Yunanistan’ın bu süreçte nasıl bir stratejik yol haritası çizeceği ise merak konusu. Yunan hükümetinin, uluslararası destek almak için daha aktif bir politikaya geçmesi gerektiği, Rum basını tarafından sürekli vurgulanan bir nokta. Türkiye’nin, Doğu Akdeniz bölgesindeki etkisini artırması, Yunanistan’ın ve Kıbrıs’ın dış kaynaklardan destek arayışını hızlandırması da gündemde. Ancak, bu desteklerin ne ölçüde etkili olacağı ve Yunanistan’ın nasıl bir tavır sergileyeceği belirsizliğini koruyor.

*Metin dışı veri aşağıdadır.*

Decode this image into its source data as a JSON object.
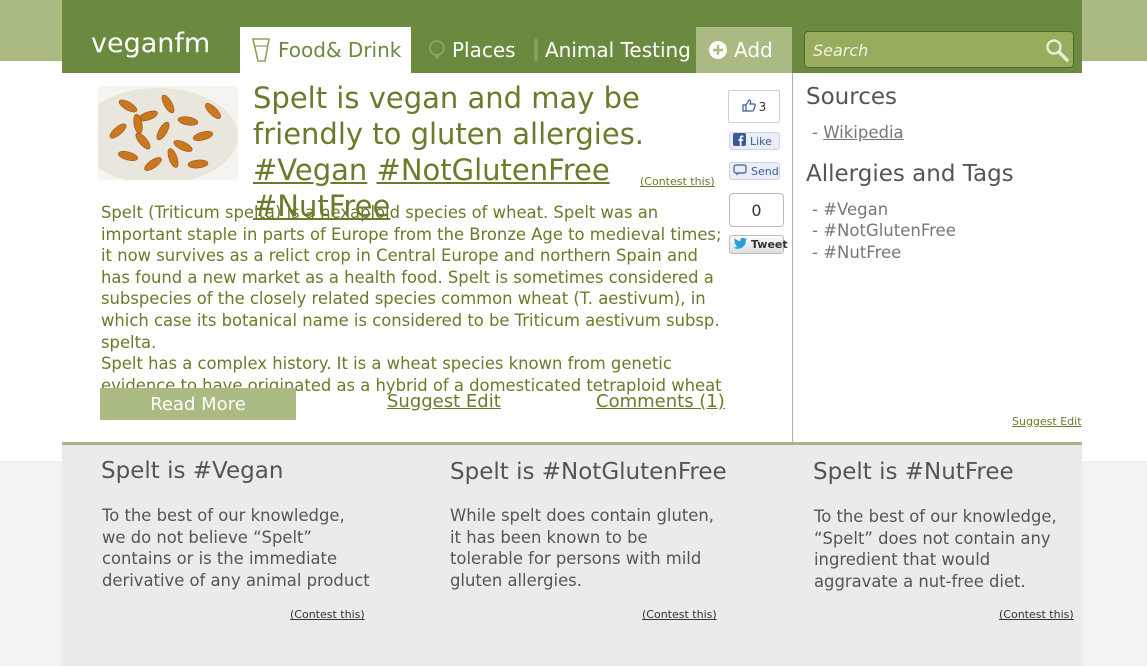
{
  "header": {
    "logo": "veganfm",
    "tabs": [
      {
        "label": "Food& Drink",
        "icon": "glass-icon"
      },
      {
        "label": "Places",
        "icon": "location-icon"
      },
      {
        "label": "Animal Testing",
        "icon": "test-tube-icon"
      },
      {
        "label": "Add",
        "icon": "plus-circle-icon"
      }
    ],
    "search_placeholder": "Search"
  },
  "article": {
    "title_plain": "Spelt is vegan and may be friendly to gluten allergies.",
    "title_tags": [
      "#Vegan",
      "#NotGlutenFree",
      "#NutFree"
    ],
    "contest_label": "(Contest this)",
    "body": "Spelt (Triticum spelta) is a hexaploid species of wheat. Spelt was an important staple in parts of Europe from the Bronze Age to medieval times; it now survives as a relict crop in Central Europe and northern Spain and has found a new market as a health food. Spelt is sometimes considered a subspecies of the closely related species common wheat (T. aestivum), in which case its botanical name is considered to be Triticum aestivum subsp. spelta.",
    "body2": "Spelt has a complex history. It is a wheat species known from genetic evidence to have originated as a hybrid of a domesticated tetraploid wheat such...",
    "read_more": "Read More",
    "suggest_edit": "Suggest Edit",
    "comments": "Comments (1)"
  },
  "social": {
    "like_count": "3",
    "like_label": "Like",
    "send_label": "Send",
    "tweet_count": "0",
    "tweet_label": "Tweet"
  },
  "sidebar": {
    "sources_heading": "Sources",
    "sources": [
      "Wikipedia"
    ],
    "tags_heading": "Allergies and Tags",
    "tags": [
      "#Vegan",
      "#NotGlutenFree",
      "#NutFree"
    ],
    "suggest_edit": "Suggest Edit"
  },
  "cards": [
    {
      "title": "Spelt is #Vegan",
      "text": "To the best of our knowledge, we do not believe “Spelt” contains or is the immediate derivative of any animal product",
      "contest": "(Contest this)"
    },
    {
      "title": "Spelt is #NotGlutenFree",
      "text": "While spelt does contain gluten, it has been known to be tolerable for persons with mild gluten allergies.",
      "contest": "(Contest this)"
    },
    {
      "title": "Spelt is #NutFree",
      "text": "To the best of our knowledge, “Spelt” does not contain any ingredient that would aggravate a nut-free diet.",
      "contest": "(Contest this)"
    }
  ],
  "colors": {
    "header": "#6b8a3f",
    "accent_light": "#a9bb83",
    "text_green": "#6b7a2b"
  }
}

Sonuç olarak, Yunanistan’ın Türkiye’den çekinme tutumunun ardında yatan nedenler, hem iç dinamikler hem de dış politikadaki belirsizlikler şeklinde öne çıkıyor. Rum basınının eleştirileri, Yunan yönetiminin bu süreçte ne kadar dikkatli ve cesur adımlar atacağını sorgularken, deniz altındaki potansiyel zenginliklerin de asıl hedeflerden biri olduğu düşünülüyor. Zira, bu tür kaynakların paylaşımında yaratılacak olan anlaşmazlıklar, yalnızca iki ülkenin değil, bölgedeki genel istikrar açısından da kaygı verici bir durum teşkil ediyor.

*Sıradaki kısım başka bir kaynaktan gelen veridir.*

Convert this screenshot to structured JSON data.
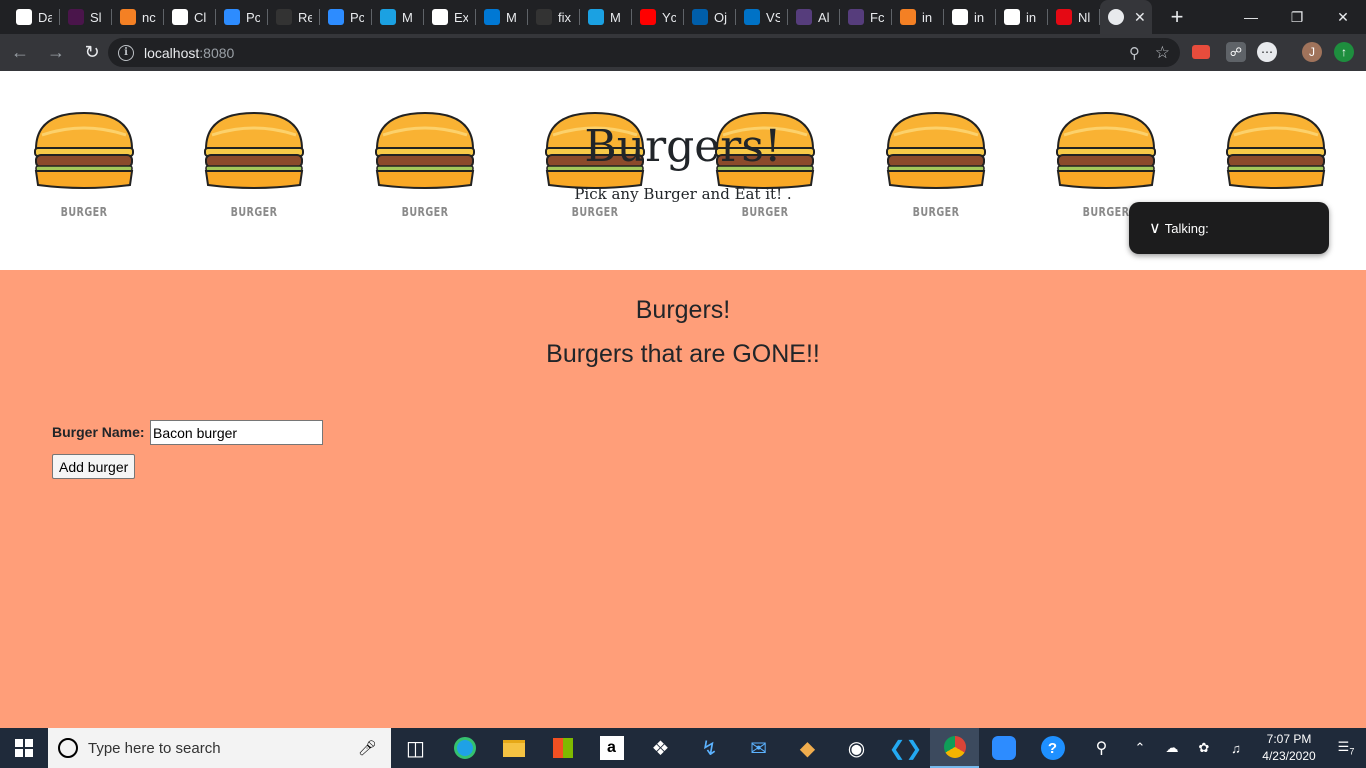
{
  "browser": {
    "tabs": [
      {
        "title": "Da",
        "icon": "github-icon",
        "color": "#ffffff"
      },
      {
        "title": "Sl",
        "icon": "slack-icon",
        "color": "#4a154b"
      },
      {
        "title": "nc",
        "icon": "stack-icon",
        "color": "#f48024"
      },
      {
        "title": "Cl",
        "icon": "camera-icon",
        "color": "#ffffff"
      },
      {
        "title": "Pc",
        "icon": "zoom-icon",
        "color": "#2d8cff"
      },
      {
        "title": "Re",
        "icon": "github-icon",
        "color": "#333333"
      },
      {
        "title": "Pc",
        "icon": "zoom-icon",
        "color": "#2d8cff"
      },
      {
        "title": "M",
        "icon": "cube-icon",
        "color": "#1ba1e2"
      },
      {
        "title": "Ex",
        "icon": "ex-icon",
        "color": "#ffffff"
      },
      {
        "title": "M",
        "icon": "outlook-icon",
        "color": "#0078d4"
      },
      {
        "title": "fix",
        "icon": "github-icon",
        "color": "#333333"
      },
      {
        "title": "M",
        "icon": "cube-icon",
        "color": "#1ba1e2"
      },
      {
        "title": "Yc",
        "icon": "youtube-icon",
        "color": "#ff0000"
      },
      {
        "title": "Oj",
        "icon": "cdc-icon",
        "color": "#005eaa"
      },
      {
        "title": "VS",
        "icon": "d-icon",
        "color": "#0072c6"
      },
      {
        "title": "Al",
        "icon": "bootstrap-icon",
        "color": "#563d7c"
      },
      {
        "title": "Fc",
        "icon": "bootstrap-icon",
        "color": "#563d7c"
      },
      {
        "title": "in",
        "icon": "stack-icon",
        "color": "#f48024"
      },
      {
        "title": "in",
        "icon": "globe-icon",
        "color": "#ffffff"
      },
      {
        "title": "in",
        "icon": "globe-icon",
        "color": "#ffffff"
      },
      {
        "title": "Nl",
        "icon": "netflix-icon",
        "color": "#e50914"
      }
    ],
    "active_tab_close": "✕",
    "new_tab": "+",
    "url_host": "localhost",
    "url_port": ":8080",
    "profile_initial": "J"
  },
  "hero": {
    "title": "Burgers!",
    "subtitle": "Pick any Burger and Eat it! .",
    "burger_label": "BURGER",
    "burger_count": 8
  },
  "talking": {
    "label": "Talking:"
  },
  "content": {
    "heading": "Burgers!",
    "subheading": "Burgers that are GONE!!",
    "form": {
      "label": "Burger Name:",
      "input_value": "Bacon burger",
      "button_label": "Add burger"
    },
    "background": "#ff9e79"
  },
  "taskbar": {
    "search_placeholder": "Type here to search",
    "time": "7:07 PM",
    "date": "4/23/2020",
    "notification_count": "7"
  }
}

Yunanistan için deniz altındaki zenginlikler, sadece ekonomik anlamda değil, ulusal güvenlik açısından da büyük önem taşıyor. Dolayısıyla, bu stratejik alanda atılacak her adım, hem Yunanistan'ın hem de Kıbrıs'ın geleceği için belirleyici bir rol oynayacaktır. Ancak, bu belirsizliklerin ve çekincelerin nasıl aşılacağı, Yunan hükümetinin alacağı kararlarla şekillenecek gibi görünüyor. Gelişmeler merakla takip edilirken, Rum basını bu sürecin daha fazla dikkat gerektirdiğini her fırsatta dile getiriyor.